Event yang telah berlangsung sejak Senin (26/1/2026) itu menjadi ajang prestasi sekaligus silaturahmi antar pelajar dari berbagai sekolah di Sumatera Selatan.

Meski bertindak sebagai tuan rumah, SMK Bakti Ibu 3 Palembang tetap ambil bagian dalam sejumlah cabang lomba. Pada cabang olahraga voli, tim putri berhasil meraih juara pertama, sementara tim putra menempati peringkat harapan satu. Untuk cabang lomba lainnya, pihak sekolah memilih tidak mengikuti kompetisi demi menjaga sportivitas sebagai penyelenggara.

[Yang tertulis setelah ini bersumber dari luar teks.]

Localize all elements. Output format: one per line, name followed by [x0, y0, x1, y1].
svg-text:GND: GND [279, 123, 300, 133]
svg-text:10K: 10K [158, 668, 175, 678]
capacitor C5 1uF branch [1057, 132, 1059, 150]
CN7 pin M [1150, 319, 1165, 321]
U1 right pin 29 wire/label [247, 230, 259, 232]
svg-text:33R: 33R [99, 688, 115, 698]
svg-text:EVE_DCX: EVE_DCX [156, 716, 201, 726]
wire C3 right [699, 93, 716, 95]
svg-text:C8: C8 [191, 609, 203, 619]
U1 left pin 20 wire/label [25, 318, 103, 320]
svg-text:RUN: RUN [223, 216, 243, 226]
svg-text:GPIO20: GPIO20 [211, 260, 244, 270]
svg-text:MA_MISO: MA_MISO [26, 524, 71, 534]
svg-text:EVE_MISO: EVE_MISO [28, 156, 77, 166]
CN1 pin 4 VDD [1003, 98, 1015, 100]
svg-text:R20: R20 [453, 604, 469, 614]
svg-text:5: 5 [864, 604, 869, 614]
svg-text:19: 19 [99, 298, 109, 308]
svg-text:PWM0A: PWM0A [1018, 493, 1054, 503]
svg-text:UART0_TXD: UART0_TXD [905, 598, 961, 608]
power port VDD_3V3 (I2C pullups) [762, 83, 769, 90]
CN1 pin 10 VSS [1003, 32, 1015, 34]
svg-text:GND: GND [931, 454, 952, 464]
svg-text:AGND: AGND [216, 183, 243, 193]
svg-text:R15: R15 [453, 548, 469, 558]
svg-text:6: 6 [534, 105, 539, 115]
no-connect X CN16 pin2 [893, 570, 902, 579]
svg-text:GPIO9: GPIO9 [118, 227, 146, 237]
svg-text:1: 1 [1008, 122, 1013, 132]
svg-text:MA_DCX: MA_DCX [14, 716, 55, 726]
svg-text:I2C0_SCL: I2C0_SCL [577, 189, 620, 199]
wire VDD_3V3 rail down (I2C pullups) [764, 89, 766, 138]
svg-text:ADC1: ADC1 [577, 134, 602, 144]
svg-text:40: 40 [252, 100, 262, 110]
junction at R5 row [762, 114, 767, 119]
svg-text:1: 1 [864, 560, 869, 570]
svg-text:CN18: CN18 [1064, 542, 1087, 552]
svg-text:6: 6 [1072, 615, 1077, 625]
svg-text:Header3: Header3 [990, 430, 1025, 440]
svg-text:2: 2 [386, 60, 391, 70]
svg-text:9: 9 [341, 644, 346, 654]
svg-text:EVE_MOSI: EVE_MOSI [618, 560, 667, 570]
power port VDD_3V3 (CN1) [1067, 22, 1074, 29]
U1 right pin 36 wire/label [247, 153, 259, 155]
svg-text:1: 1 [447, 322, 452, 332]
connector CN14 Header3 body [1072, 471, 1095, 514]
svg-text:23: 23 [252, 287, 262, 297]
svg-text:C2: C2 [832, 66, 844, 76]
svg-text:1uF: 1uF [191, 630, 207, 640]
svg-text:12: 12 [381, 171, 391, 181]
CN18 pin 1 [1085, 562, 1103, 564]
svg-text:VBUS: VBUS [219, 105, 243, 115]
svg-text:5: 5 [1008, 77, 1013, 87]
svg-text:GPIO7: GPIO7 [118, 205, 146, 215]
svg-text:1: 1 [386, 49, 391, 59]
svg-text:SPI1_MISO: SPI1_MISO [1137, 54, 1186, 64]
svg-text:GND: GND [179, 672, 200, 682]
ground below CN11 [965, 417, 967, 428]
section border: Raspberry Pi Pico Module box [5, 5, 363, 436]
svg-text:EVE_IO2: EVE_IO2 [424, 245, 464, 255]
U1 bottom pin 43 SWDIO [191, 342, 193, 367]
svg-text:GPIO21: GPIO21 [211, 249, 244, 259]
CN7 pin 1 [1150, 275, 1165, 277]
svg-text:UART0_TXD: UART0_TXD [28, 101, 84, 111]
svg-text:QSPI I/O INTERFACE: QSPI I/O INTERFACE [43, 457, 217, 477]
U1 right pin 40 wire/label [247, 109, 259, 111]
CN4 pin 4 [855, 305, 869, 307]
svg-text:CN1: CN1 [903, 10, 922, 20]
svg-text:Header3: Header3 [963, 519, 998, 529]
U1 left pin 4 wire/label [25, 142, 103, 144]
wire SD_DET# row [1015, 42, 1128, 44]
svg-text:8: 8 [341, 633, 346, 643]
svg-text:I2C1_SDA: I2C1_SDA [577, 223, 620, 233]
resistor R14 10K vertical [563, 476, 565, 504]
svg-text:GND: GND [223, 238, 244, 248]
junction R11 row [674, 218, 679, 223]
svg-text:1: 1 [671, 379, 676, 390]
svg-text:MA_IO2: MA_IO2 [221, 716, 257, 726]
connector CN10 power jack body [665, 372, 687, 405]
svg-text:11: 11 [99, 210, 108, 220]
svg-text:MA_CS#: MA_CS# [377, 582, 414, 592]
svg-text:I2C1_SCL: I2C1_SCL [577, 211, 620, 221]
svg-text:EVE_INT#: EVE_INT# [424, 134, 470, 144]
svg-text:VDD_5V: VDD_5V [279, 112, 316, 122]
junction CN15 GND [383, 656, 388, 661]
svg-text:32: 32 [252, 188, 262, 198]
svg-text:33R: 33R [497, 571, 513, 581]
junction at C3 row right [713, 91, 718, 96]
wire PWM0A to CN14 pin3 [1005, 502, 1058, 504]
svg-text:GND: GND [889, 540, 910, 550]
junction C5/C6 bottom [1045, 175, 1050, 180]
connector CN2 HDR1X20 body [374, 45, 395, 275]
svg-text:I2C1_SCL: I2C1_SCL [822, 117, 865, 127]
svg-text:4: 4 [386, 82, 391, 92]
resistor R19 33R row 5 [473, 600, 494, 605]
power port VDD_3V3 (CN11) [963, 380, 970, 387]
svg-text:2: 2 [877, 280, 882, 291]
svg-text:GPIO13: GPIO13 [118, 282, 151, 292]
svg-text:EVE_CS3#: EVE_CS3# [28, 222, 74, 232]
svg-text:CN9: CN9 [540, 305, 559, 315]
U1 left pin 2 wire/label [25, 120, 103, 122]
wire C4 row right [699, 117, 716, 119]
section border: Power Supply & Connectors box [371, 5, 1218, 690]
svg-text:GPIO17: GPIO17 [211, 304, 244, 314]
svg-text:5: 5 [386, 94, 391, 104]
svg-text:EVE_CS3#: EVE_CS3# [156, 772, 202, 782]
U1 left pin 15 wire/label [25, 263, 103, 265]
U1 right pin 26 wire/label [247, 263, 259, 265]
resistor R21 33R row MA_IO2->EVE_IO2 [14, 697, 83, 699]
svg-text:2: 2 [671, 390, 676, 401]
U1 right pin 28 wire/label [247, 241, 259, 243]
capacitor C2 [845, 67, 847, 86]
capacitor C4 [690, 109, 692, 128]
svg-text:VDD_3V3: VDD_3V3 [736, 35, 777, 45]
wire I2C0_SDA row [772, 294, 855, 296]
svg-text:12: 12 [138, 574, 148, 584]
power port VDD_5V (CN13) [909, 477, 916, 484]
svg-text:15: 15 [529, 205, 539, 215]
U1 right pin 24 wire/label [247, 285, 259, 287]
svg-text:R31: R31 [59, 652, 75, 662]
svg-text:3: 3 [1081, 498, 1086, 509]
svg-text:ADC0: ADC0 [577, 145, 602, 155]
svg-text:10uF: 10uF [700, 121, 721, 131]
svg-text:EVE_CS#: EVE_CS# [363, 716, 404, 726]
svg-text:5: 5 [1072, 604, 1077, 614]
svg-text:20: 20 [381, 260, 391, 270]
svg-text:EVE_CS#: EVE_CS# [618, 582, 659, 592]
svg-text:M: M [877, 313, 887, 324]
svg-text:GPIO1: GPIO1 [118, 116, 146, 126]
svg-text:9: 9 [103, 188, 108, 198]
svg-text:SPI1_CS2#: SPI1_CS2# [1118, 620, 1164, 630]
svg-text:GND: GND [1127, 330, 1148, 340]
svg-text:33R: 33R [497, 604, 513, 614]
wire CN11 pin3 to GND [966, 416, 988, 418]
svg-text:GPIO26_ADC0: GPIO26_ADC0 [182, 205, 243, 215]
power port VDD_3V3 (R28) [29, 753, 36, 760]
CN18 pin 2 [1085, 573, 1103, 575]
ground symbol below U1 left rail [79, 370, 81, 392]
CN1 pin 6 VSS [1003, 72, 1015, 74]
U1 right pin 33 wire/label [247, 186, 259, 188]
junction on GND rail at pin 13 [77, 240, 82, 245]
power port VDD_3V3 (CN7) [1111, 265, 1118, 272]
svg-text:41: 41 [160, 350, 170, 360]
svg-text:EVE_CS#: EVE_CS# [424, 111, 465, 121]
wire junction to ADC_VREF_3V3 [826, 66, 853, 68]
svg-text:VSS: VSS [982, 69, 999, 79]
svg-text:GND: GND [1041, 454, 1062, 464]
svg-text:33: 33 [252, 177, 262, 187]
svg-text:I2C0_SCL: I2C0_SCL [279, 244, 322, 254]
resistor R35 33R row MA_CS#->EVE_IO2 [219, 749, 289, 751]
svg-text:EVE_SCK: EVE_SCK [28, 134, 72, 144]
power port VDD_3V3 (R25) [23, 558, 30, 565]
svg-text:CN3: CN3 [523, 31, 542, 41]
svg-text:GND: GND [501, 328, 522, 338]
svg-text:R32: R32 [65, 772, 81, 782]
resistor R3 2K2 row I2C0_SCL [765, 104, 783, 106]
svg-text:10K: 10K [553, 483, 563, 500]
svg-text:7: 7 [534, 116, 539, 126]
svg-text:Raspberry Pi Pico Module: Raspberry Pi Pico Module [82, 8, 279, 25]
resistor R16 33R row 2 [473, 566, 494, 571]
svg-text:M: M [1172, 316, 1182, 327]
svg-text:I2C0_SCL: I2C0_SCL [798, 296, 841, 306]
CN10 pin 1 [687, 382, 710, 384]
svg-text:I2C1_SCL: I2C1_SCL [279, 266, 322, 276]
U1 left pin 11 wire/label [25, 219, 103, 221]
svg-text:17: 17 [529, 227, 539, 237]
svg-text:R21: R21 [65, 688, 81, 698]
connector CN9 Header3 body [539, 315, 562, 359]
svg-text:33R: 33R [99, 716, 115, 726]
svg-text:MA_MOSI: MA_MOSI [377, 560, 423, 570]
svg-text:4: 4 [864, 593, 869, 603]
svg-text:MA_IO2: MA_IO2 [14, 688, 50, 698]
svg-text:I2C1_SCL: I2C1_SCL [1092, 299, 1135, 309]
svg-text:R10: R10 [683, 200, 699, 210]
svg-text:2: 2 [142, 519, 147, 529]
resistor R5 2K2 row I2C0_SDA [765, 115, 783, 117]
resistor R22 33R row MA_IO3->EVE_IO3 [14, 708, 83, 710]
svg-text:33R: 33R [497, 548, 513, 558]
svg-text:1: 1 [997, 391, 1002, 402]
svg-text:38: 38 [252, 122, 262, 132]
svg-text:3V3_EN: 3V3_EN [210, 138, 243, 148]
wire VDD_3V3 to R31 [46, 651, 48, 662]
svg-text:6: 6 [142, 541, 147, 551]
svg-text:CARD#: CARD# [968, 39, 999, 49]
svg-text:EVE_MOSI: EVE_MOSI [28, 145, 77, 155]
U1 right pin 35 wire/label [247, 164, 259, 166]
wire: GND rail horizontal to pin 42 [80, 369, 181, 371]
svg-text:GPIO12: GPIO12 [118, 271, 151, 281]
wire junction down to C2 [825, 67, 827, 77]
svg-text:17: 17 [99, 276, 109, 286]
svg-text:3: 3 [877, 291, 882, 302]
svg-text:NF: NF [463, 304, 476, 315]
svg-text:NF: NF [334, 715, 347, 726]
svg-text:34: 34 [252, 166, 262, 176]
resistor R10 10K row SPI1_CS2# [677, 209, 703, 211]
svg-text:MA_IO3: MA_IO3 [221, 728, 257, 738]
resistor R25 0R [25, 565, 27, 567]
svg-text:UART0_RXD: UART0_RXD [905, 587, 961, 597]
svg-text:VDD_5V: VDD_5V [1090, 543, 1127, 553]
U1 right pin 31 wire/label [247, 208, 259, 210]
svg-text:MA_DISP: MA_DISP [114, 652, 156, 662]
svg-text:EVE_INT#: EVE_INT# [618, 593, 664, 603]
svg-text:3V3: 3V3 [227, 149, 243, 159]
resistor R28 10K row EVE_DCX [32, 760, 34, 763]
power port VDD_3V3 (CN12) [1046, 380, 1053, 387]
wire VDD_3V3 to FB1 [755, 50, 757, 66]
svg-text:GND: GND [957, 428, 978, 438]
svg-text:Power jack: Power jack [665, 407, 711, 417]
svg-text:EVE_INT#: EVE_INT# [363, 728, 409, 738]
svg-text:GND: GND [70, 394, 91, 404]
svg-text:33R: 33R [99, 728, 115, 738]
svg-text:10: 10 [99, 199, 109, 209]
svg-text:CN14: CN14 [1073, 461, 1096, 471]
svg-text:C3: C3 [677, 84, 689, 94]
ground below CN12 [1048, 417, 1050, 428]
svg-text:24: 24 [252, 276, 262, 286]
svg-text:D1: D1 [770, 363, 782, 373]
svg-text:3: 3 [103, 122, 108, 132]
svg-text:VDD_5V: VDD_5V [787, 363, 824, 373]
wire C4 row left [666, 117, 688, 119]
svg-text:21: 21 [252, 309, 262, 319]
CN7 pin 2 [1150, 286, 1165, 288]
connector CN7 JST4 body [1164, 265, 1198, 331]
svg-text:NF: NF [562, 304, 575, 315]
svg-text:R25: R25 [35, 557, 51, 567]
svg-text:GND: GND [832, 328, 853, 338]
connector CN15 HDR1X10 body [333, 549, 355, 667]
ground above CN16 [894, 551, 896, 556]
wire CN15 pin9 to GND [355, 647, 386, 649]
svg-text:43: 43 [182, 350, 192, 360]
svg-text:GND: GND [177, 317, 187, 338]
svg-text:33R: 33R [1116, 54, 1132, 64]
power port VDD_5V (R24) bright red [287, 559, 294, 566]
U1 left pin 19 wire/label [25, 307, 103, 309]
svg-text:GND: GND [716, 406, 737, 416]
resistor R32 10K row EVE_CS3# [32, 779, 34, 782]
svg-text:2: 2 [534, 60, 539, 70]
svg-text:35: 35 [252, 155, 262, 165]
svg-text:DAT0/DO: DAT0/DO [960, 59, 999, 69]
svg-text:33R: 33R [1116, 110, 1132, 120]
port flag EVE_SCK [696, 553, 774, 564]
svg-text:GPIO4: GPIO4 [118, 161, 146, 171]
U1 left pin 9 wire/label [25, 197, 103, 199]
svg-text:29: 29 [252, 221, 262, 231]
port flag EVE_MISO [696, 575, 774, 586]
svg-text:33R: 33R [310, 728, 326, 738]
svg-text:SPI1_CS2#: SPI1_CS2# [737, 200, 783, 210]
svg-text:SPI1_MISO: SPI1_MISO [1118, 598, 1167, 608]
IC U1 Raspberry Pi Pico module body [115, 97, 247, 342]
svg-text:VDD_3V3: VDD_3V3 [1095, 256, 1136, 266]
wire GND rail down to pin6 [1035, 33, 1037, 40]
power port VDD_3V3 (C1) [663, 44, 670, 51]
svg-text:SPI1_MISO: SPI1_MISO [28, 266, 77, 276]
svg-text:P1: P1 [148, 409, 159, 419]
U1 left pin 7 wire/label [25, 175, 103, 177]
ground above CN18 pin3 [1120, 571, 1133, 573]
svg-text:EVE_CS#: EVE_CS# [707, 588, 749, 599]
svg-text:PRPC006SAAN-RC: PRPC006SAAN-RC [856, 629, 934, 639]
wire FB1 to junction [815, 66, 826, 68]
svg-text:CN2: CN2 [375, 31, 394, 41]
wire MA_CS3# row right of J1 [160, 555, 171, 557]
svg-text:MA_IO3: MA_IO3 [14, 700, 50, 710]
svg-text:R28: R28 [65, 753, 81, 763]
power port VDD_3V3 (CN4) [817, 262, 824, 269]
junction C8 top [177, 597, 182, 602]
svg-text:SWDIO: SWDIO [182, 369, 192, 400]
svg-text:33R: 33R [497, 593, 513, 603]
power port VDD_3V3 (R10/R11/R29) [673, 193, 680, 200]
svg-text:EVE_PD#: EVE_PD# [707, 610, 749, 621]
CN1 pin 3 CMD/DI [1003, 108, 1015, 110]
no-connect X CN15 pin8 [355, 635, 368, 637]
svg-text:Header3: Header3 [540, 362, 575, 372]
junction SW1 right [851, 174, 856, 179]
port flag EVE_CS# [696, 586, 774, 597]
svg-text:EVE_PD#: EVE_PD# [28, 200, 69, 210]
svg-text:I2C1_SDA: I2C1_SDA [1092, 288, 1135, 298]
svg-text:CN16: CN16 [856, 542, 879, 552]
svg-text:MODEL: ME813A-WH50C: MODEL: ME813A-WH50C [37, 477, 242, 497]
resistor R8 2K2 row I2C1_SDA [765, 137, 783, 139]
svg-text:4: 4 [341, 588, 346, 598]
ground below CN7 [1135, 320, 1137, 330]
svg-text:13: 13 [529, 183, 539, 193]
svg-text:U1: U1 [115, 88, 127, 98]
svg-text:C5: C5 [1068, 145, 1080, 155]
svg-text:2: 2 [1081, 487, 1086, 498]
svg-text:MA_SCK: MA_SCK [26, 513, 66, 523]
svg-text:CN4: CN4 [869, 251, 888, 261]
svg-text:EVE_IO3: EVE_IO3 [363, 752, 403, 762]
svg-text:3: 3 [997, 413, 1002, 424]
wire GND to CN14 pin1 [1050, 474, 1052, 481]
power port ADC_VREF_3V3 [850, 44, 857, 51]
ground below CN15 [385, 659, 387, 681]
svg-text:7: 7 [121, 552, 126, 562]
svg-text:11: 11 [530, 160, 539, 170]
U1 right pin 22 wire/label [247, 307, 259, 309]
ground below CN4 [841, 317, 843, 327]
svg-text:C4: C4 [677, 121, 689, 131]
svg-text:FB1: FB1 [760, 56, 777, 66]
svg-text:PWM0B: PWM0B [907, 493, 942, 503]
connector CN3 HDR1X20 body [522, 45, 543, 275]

“Kami sebagai tuan rumah tetap ikut beberapa lomba seperti voli dan futsal hanya sebagai partisipasi. Untuk lomba lain kami tidak ikut, karena posisi kami sebagai tuan rumah,” ujar Kepala SMK Bakti Ibu 3 Palembang, Hj. Okriani, S.Pd., M.Si., melalui Wakil Kepala Sekolah Bidang Humas, Muhammad Anggi Agusta, didampingi Kepala Tata Usaha, M. Ali Amin.
Anggi menjelaskan, SKABIGA SPARDHA 2026 menargetkan peserta dari jenjang SMP/MTs hingga SMA/SMK/MA se-Sumatera Selatan. Namun, pada pelaksanaan tahun ini, peserta yang hadir berasal dari tiga kabupaten, yakni Ogan Ilir (OI), Banyuasin, dan Musi Banyuasin (Muba), termasuk wilayah Indralaya.
Adapun kategori lomba yang dipertandingkan meliputi futsal, voli, PMR, Pramuka, Dai dan Daiah, serta hadroh. Persiapan kegiatan telah dilakukan sejak akhir 2025 dengan perencanaan konsep yang matang.
“Kalau acara tanpa konsep, rasanya kurang terlihat. Karena itu, sejak awal kami menyusun konsep agar kegiatan ini dinamis dan tertata,” jelasnya.
Nama SPARDHA sendiri diambil dari bahasa Latin yang bermakna perlombaan atau kejuaraan. Konsep tersebut merepresentasikan semangat kompetisi sekaligus kolaborasi antar pelajar.
Menurutnya, tujuan utama penyelenggaraan SKABIGA SPARDHA bukan hanya mengejar prestasi, tetapi juga mempererat silaturahmi antar sekolah, memperluas jaringan perkenalan pelajar, serta membangun kerja sama lintas sektor.
“Kami bekerja sama dengan Dinas Pendidikan, media, dan dunia industri. Karena SMK identik dengan dunia usaha dan industri, maka kolaborasi menjadi bagian penting dari setiap event,” ujarnya.
SKABIGA SPARDHA sendiri telah digelar sebanyak tiga kali dan diharapkan dapat terus berlanjut pada tahun-tahun mendatang.
“Harapan kami ke depan semakin banyak kegiatan seperti ini, prestasi siswa meningkat, dan kualitas penyelenggaraan event semakin baik. Tentu setiap kegiatan ada kendala, terutama penyesuaian waktu, tetapi itu menjadi bahan evaluasi untuk perbaikan ke depan,” pungkasnya.